In 1899, a nurses' annex was built to accommodate the facilities' growing number of staff members. Before 1899, the nurses lived on patient wards during their shift intervals. This new nurses' home was connected to the Bancroft Building and the Main Administration Building via tunnel-esque hallways that allowed for easy travel.

In 1907, a new medical surgical building named the Thayer Building was constructed adjacent to the Main Administration Building. It provided the space for routine surgeries as well as sterilizations, which were commonplace during New Hampshire's eugenics movement.

More institutional buildings like the Walker Building (built between 1913 and 1917), the Brown Building (1924), and the Tobey Building (1930) provided compact housing as the hospital population spiked dramatically. The Brown Building was built to house female patients, while Tobey was constructed to house male patients. Brown continued to house patients until 1989, when they were transferred to the newly built facility on the same property, New Hampshire Hospital.

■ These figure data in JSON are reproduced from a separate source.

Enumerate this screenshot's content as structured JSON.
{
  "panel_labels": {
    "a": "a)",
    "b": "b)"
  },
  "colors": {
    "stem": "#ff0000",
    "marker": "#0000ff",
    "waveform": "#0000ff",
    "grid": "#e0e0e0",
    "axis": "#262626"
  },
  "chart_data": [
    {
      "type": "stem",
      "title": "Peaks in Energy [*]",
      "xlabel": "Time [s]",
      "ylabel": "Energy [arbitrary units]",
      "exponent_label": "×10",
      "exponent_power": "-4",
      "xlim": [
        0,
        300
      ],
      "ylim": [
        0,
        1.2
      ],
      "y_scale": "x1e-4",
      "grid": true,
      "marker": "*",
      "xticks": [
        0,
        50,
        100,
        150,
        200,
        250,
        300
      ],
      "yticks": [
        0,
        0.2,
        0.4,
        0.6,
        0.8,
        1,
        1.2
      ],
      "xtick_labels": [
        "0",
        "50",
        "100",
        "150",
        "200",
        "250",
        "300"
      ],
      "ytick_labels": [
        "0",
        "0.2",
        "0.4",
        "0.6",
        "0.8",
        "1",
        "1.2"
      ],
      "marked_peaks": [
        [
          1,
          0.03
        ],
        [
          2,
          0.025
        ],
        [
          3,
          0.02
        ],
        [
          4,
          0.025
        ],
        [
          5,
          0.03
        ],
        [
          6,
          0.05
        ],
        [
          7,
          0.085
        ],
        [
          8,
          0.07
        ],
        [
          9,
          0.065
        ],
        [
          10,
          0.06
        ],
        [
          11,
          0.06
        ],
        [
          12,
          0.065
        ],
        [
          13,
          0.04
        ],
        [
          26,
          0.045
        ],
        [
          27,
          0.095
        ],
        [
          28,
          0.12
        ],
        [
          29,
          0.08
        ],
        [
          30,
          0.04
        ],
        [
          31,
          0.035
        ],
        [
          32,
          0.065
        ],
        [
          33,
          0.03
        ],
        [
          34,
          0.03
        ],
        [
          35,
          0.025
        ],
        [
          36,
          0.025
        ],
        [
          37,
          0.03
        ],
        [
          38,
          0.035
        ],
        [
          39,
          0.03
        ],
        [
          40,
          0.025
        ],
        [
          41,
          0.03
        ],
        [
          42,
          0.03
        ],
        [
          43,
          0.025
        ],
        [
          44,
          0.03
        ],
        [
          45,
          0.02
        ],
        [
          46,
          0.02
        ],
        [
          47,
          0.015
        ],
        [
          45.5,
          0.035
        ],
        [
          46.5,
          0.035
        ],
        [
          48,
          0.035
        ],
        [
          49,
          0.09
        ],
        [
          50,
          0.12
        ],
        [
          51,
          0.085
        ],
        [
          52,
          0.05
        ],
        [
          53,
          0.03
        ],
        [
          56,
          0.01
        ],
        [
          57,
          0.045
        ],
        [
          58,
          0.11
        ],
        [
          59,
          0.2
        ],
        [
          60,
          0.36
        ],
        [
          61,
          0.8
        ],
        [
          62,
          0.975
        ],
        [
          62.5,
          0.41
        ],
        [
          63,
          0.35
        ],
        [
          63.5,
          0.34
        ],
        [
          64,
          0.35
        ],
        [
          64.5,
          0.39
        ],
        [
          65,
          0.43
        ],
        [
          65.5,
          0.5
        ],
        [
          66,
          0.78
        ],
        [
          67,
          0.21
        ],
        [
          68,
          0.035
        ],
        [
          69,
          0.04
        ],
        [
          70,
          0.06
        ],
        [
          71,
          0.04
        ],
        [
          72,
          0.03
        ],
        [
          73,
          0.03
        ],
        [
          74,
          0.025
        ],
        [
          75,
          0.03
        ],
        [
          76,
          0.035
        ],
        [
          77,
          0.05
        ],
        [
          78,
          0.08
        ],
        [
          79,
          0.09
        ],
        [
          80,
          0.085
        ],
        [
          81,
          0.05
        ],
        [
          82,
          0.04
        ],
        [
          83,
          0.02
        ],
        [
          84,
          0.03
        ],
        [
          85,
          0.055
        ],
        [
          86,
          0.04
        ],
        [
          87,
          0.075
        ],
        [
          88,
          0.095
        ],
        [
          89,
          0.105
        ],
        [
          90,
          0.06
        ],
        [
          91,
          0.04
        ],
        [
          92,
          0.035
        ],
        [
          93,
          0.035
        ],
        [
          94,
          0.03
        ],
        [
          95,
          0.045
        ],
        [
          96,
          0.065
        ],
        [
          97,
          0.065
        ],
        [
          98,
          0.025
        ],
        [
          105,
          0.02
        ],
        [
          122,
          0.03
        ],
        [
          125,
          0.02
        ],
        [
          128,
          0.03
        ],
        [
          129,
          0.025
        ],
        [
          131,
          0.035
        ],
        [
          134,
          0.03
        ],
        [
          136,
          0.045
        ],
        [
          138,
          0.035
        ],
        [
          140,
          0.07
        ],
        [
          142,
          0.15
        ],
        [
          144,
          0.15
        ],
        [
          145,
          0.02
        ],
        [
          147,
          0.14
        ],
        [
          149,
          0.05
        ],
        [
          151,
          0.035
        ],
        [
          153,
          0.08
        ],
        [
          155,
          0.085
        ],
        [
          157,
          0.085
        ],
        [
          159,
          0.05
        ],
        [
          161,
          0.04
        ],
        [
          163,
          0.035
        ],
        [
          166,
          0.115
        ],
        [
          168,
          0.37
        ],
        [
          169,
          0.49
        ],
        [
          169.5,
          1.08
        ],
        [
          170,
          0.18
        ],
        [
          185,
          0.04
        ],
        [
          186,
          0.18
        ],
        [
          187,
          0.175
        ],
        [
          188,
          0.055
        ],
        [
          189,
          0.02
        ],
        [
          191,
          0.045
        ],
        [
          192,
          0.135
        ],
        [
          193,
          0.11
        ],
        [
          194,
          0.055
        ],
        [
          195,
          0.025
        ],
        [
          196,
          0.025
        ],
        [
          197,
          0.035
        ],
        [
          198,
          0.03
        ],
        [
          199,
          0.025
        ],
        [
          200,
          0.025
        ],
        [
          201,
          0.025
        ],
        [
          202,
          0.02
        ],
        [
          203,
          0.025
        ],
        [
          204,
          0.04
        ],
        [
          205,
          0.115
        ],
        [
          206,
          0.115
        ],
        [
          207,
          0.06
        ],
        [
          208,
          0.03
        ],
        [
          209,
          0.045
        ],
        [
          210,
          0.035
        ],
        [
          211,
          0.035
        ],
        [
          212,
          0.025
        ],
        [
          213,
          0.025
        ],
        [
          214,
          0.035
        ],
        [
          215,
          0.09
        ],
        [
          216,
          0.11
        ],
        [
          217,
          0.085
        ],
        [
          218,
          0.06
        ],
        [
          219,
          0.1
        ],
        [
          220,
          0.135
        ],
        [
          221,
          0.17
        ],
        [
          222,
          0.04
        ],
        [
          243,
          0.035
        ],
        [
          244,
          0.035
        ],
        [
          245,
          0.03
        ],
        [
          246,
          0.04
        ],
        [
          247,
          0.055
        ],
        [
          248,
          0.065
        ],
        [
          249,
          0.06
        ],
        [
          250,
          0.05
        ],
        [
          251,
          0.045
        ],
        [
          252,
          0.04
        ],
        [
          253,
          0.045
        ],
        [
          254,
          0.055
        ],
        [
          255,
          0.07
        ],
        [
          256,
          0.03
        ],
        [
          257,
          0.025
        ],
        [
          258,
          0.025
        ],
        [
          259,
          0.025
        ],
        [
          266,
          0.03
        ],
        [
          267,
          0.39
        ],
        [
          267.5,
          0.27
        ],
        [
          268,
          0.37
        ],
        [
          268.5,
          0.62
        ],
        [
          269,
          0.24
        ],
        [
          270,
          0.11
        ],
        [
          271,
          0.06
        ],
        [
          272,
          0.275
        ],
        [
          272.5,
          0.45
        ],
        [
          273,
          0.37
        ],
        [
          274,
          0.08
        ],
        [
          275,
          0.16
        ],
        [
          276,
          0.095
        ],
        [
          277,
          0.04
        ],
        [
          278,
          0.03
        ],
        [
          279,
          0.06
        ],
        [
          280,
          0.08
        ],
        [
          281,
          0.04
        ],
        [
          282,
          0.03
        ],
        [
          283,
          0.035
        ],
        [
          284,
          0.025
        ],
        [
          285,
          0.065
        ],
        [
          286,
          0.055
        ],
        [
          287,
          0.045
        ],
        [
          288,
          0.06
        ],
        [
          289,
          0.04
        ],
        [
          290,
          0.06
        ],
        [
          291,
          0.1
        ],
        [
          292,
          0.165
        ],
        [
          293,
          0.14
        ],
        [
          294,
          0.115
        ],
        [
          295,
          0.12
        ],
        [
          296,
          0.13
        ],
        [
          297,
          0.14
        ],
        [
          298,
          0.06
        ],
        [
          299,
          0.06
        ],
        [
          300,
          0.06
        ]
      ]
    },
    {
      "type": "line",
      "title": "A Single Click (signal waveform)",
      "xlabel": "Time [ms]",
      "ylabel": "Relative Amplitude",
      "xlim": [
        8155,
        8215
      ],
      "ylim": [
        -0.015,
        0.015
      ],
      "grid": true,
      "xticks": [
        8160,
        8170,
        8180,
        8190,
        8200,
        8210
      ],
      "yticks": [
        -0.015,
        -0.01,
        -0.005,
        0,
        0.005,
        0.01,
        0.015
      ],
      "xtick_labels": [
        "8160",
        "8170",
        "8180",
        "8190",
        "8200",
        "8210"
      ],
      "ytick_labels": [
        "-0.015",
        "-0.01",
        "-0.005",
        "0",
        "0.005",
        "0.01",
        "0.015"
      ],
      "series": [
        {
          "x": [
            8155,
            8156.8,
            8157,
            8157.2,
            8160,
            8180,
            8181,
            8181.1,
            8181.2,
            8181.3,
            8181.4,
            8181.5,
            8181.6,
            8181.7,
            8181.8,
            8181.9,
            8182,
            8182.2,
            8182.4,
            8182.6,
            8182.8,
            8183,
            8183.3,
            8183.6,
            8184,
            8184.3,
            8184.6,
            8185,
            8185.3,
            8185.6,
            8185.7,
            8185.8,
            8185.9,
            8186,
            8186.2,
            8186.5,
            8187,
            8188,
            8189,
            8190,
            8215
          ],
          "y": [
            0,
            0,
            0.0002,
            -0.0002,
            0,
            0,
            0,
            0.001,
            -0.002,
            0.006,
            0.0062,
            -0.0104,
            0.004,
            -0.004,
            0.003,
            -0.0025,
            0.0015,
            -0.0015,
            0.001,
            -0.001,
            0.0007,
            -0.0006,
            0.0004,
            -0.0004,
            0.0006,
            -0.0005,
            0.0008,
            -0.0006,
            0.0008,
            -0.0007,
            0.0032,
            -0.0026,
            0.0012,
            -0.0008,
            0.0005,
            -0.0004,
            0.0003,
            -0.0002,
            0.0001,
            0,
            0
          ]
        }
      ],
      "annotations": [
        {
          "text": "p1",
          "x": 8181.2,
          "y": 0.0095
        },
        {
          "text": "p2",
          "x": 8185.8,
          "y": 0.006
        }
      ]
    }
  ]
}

1941 brought about the construction of a new geriatric facility, the Dolloff Building, named for Dr. Charles Dolloff. The Thayer Building was converted into geriatric housing in the 1950s when the population of elderly increased/ In 1960, the Philbrook Center was brought to fruition in the name of Dr. Anna L. Philbrook. Philbrook pioneered adolescent psychiatry and championed the addition of a separate facility for the care of mentally disturbed youths.

== Modern use ==
The facility closed its doors in 1989 and all services were moved to the new, state-of-the-art hospital, named the New Hampshire Hospital. The former buildings became state offices, with a large number of organizations operating out of the former hospital campus. The Bancroft Building, however, remains abandoned, as well as the Kent Annex and Peaslee Annex wings of the Main Administration Building.

== November 2023 shooting ==
On November 17, 2023, a shooting occurred at the hospital resulting in the death of a security guard and the shooter. 33-year-old John Madore of Concord, who previously lived at a Seacoast Region hotel, was identified the following day by police as the shooter.

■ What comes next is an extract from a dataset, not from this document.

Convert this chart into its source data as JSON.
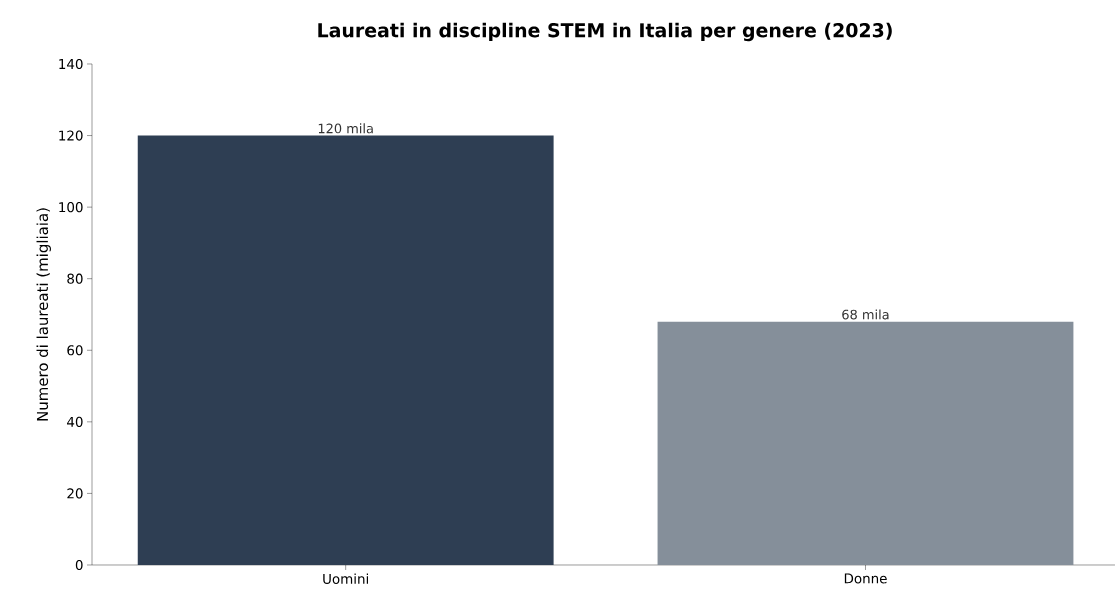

After parking a U-Haul truck, he allegedly entered the hospital’s lobby armed with a 9-mm pistol. At 3:40pm he shot a hospital security guard, 63-year-old Bradley Haas of Franklin, who was administered cardiopulmonary resuscitation on the scene but was later pronounced dead after being transferred to Concord Hospital. Many local politicians reacted to the shooting, including Governor Chris Sununu who said "He [Bradley Haas] will be remembered for his heroism and decades of public service."

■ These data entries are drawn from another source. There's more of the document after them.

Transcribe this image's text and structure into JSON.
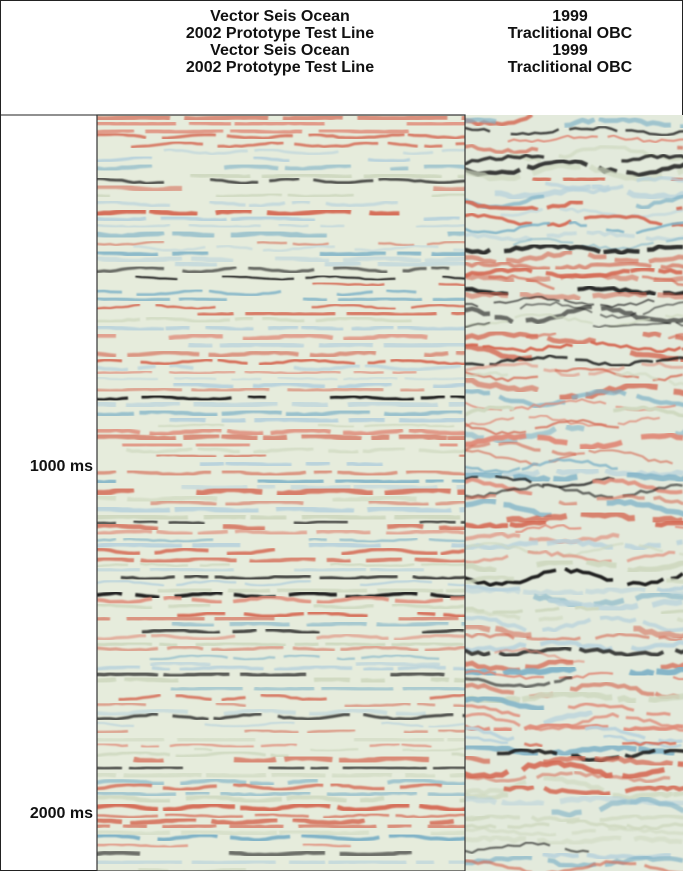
{
  "header": {
    "left": [
      "Vector Seis Ocean",
      "2002 Prototype Test Line",
      "Vector Seis Ocean",
      "2002 Prototype Test Line"
    ],
    "right": [
      "1999",
      "Traclitional OBC",
      "1999",
      "Traclitional OBC"
    ]
  },
  "time_labels": [
    "1000 ms",
    "2000 ms"
  ]
}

The suspect, who was homeless, was shot and killed by Trooper Nathan Sleight who was assigned to an overtime shift at the hospital at the time. Although troopers were not routinely assigned to the hospital, the state office complex police, which falls under the New Hampshire Department of Safety was facing critical staffing issues due to low pay and poor benefits. There was also an alleged “suspicious vehicle” in the vicinity, which was investigated by the bomb squad, and found not to contain explosives. Officers found an assault-style rifle, body armor, and more ammunition in his rented truck.